Answer
$(-1,1)$
Work Step by Step
The function $f$ is increasing on an interval $\text{I}$ if:
$$f'(x) \gt 0~~\text{on I}$$
Using the fundamental theorem of calculus it follows:
$$f(x)=\int_{0}^{x}(1-t^{2})\cos^{2}(t)dt \to f'(x)=(1-x^{2})\cos^{2}(x)$$
$$f'(x) \gt 0 \to (1-x^{2})\cos^{2}(x) \gt 0$$
Notice that $$\cos^{2}(x) \geq 0$$ for all $x \in \mathbb R$ so the sign of $f'$ is the sign of $(1-x^{2})$.
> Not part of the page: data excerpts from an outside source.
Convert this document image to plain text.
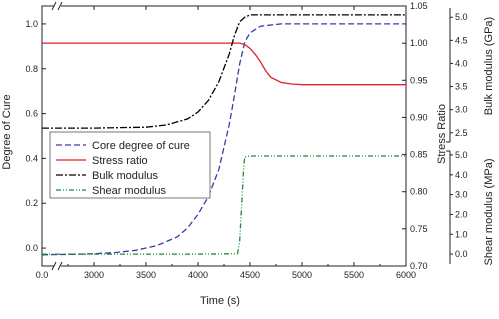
0.0	3000	3500	4000	4500	5000	5500	6000
0.0
0.2
0.4
0.6
0.8
1.0
0.70
0.75
0.80
0.85
0.90
0.95
1.00
1.05
2.5
3.0
3.5
4.0
4.5
5.0
0.0
1.0
2.0
3.0
4.0
5.0
Time (s)
Degree of Cure	Stress Ratio
Bulk modulus (GPa)
Shear modulus (MPa)
Core degree of cure
Stress ratio
Bulk modulus
Shear modulus
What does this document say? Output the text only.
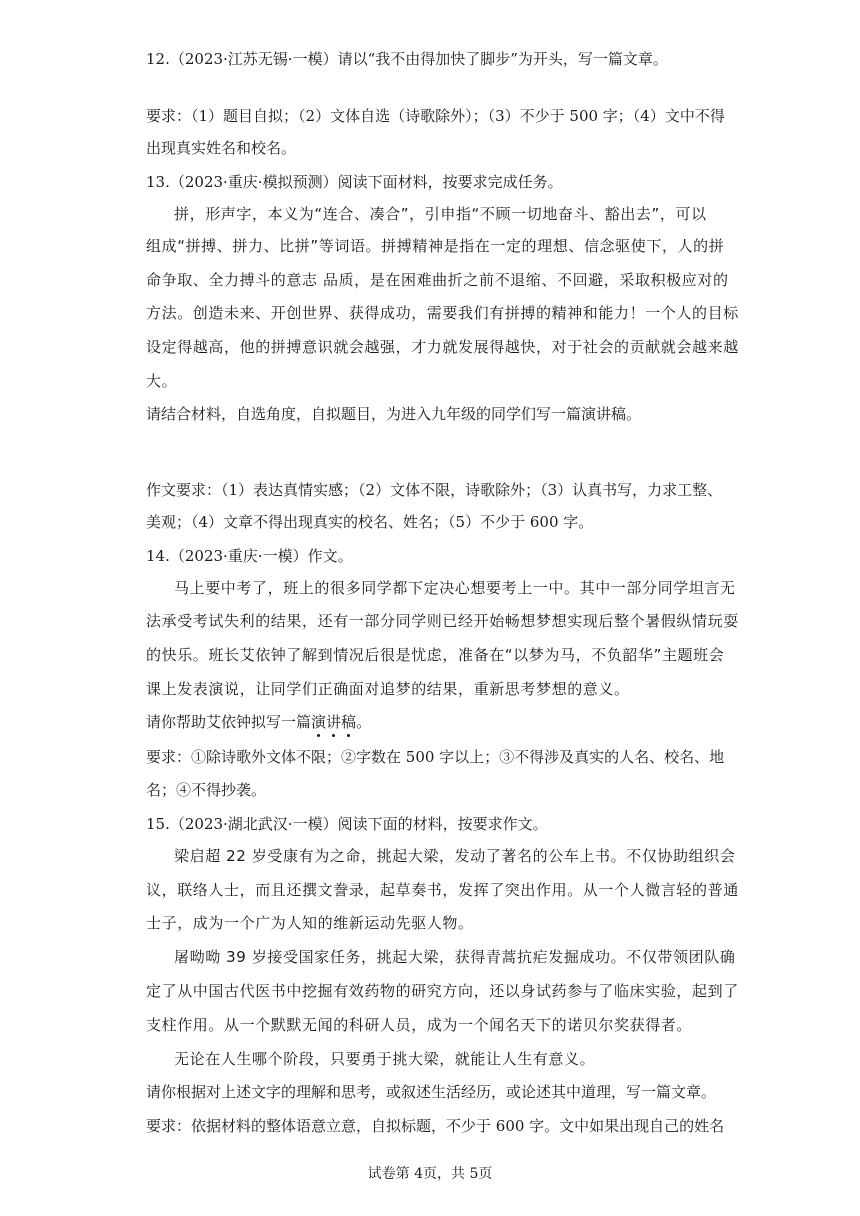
12.（2023·江苏无锡·一模）请以“我不由得加快了脚步”为开头，写一篇文章。
要求：（1）题目自拟；（2）文体自选（诗歌除外）；（3）不少于 500 字；（4）文中不得
出现真实姓名和校名。
13.（2023·重庆·模拟预测）阅读下面材料，按要求完成任务。
拼，形声字，本义为“连合、凑合”，引申指“不顾一切地奋斗、豁出去”，可以
组成“拼搏、拼力、比拼”等词语。拼搏精神是指在一定的理想、信念驱使下，人的拼
命争取、全力搏斗的意志 品质，是在困难曲折之前不退缩、不回避，采取积极应对的
方法。创造未来、开创世界、获得成功，需要我们有拼搏的精神和能力！一个人的目标
设定得越高，他的拼搏意识就会越强，才力就发展得越快，对于社会的贡献就会越来越
大。
请结合材料，自选角度，自拟题目，为进入九年级的同学们写一篇演讲稿。
作文要求：（1）表达真情实感；（2）文体不限，诗歌除外；（3）认真书写，力求工整、
美观；（4）文章不得出现真实的校名、姓名；（5）不少于 600 字。
14.（2023·重庆·一模）作文。
马上要中考了，班上的很多同学都下定决心想要考上一中。其中一部分同学坦言无
法承受考试失利的结果，还有一部分同学则已经开始畅想梦想实现后整个暑假纵情玩耍
的快乐。班长艾依钟了解到情况后很是忧虑，准备在“以梦为马，不负韶华”主题班会
课上发表演说，让同学们正确面对追梦的结果，重新思考梦想的意义。
请你帮助艾依钟拟写一篇演讲稿。
要求：①除诗歌外文体不限；②字数在 500 字以上；③不得涉及真实的人名、校名、地
名；④不得抄袭。
15.（2023·湖北武汉·一模）阅读下面的材料，按要求作文。
梁启超 22 岁受康有为之命，挑起大梁，发动了著名的公车上书。不仅协助组织会
议，联络人士，而且还撰文誊录，起草奏书，发挥了突出作用。从一个人微言轻的普通
士子，成为一个广为人知的维新运动先驱人物。
屠呦呦 39 岁接受国家任务，挑起大梁，获得青蒿抗疟发掘成功。不仅带领团队确
定了从中国古代医书中挖掘有效药物的研究方向，还以身试药参与了临床实验，起到了
支柱作用。从一个默默无闻的科研人员，成为一个闻名天下的诺贝尔奖获得者。
无论在人生哪个阶段，只要勇于挑大梁，就能让人生有意义。
请你根据对上述文字的理解和思考，或叙述生活经历，或论述其中道理，写一篇文章。
要求：依据材料的整体语意立意，自拟标题，不少于 600 字。文中如果出现自己的姓名
试卷第 4页，共 5页
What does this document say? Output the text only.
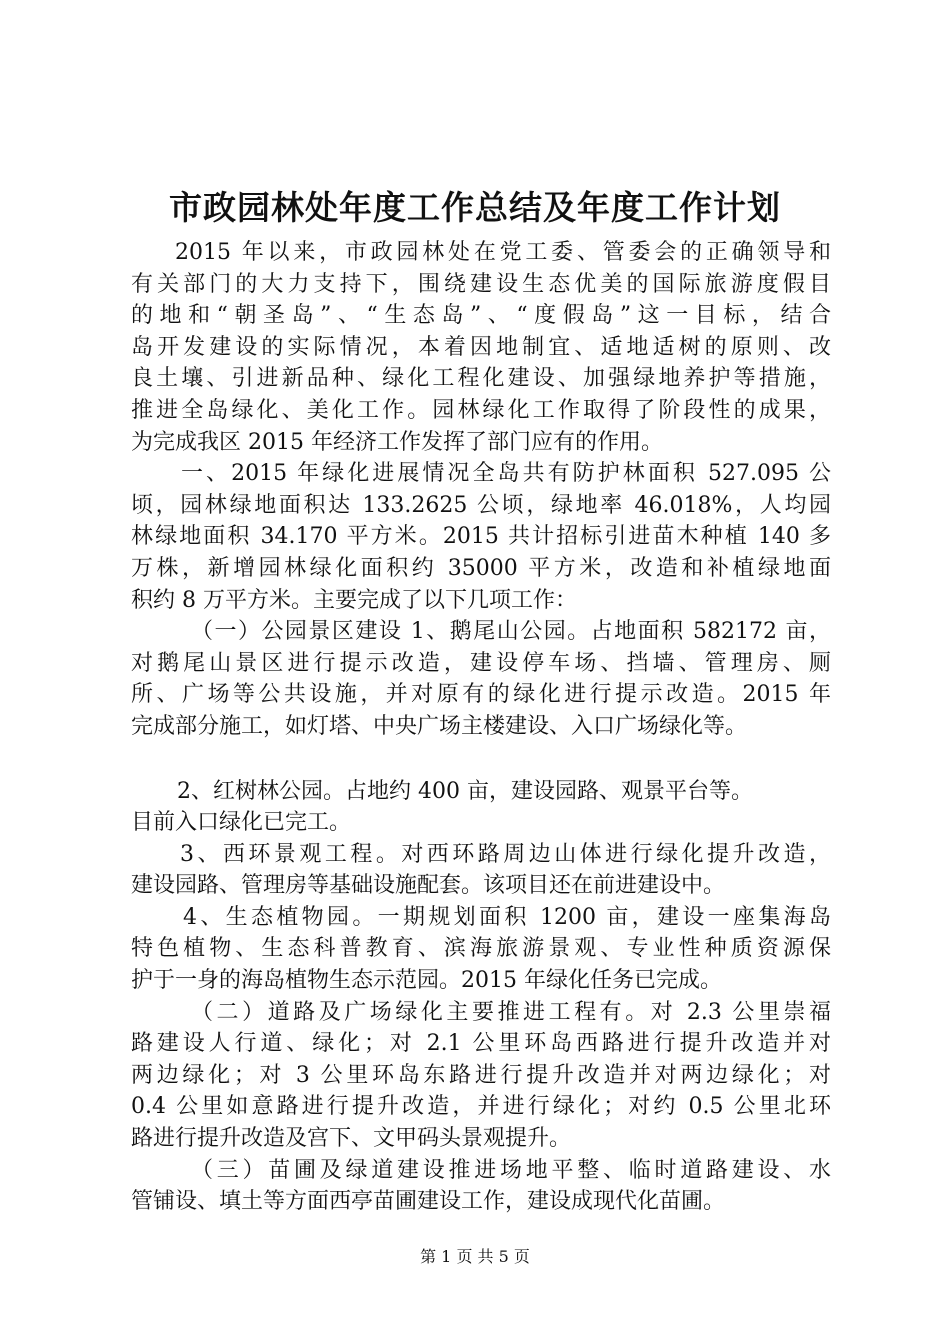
市政园林处年度工作总结及年度工作计划
2015 年以来，市政园林处在党工委、管委会的正确领导和
有关部门的大力支持下，围绕建设生态优美的国际旅游度假目
的地和“朝圣岛”、“生态岛”、“度假岛”这一目标，结合
岛开发建设的实际情况，本着因地制宜、适地适树的原则、改
良土壤、引进新品种、绿化工程化建设、加强绿地养护等措施，
推进全岛绿化、美化工作。园林绿化工作取得了阶段性的成果，
为完成我区 2015 年经济工作发挥了部门应有的作用。
一、2015 年绿化进展情况全岛共有防护林面积 527.095 公
顷，园林绿地面积达 133.2625 公顷，绿地率 46.018%，人均园
林绿地面积 34.170 平方米。2015 共计招标引进苗木种植 140 多
万株，新增园林绿化面积约 35000 平方米，改造和补植绿地面
积约 8 万平方米。主要完成了以下几项工作：
（一）公园景区建设 1、鹅尾山公园。占地面积 582172 亩，
对鹅尾山景区进行提示改造，建设停车场、挡墙、管理房、厕
所、广场等公共设施，并对原有的绿化进行提示改造。2015 年
完成部分施工，如灯塔、中央广场主楼建设、入口广场绿化等。
2、红树林公园。占地约 400 亩，建设园路、观景平台等。
目前入口绿化已完工。
3、西环景观工程。对西环路周边山体进行绿化提升改造，
建设园路、管理房等基础设施配套。该项目还在前进建设中。
4、生态植物园。一期规划面积 1200 亩，建设一座集海岛
特色植物、生态科普教育、滨海旅游景观、专业性种质资源保
护于一身的海岛植物生态示范园。2015 年绿化任务已完成。
（二）道路及广场绿化主要推进工程有。对 2.3 公里崇福
路建设人行道、绿化；对 2.1 公里环岛西路进行提升改造并对
两边绿化；对 3 公里环岛东路进行提升改造并对两边绿化；对
0.4 公里如意路进行提升改造，并进行绿化；对约 0.5 公里北环
路进行提升改造及宫下、文甲码头景观提升。
（三）苗圃及绿道建设推进场地平整、临时道路建设、水
管铺设、填土等方面西亭苗圃建设工作，建设成现代化苗圃。
第 1 页 共 5 页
$$(1-x^{2})\cos^{2}(x) \gt 0 \to (1-x^{2}) \gt 0 \to (1-x)(1+x) \gt 0 \to (1-x) \gt 0 ~~ \text{and}~~(1+x) \gt 0 $$
$$\to x \lt 1~~ \text{and}~~ x \gt -1 $$
The intersection gives:
$$-1 \lt x \lt 1$$
On this interval $\cos^2 x>0$.
The solution in interval notation is $(-1,1)$.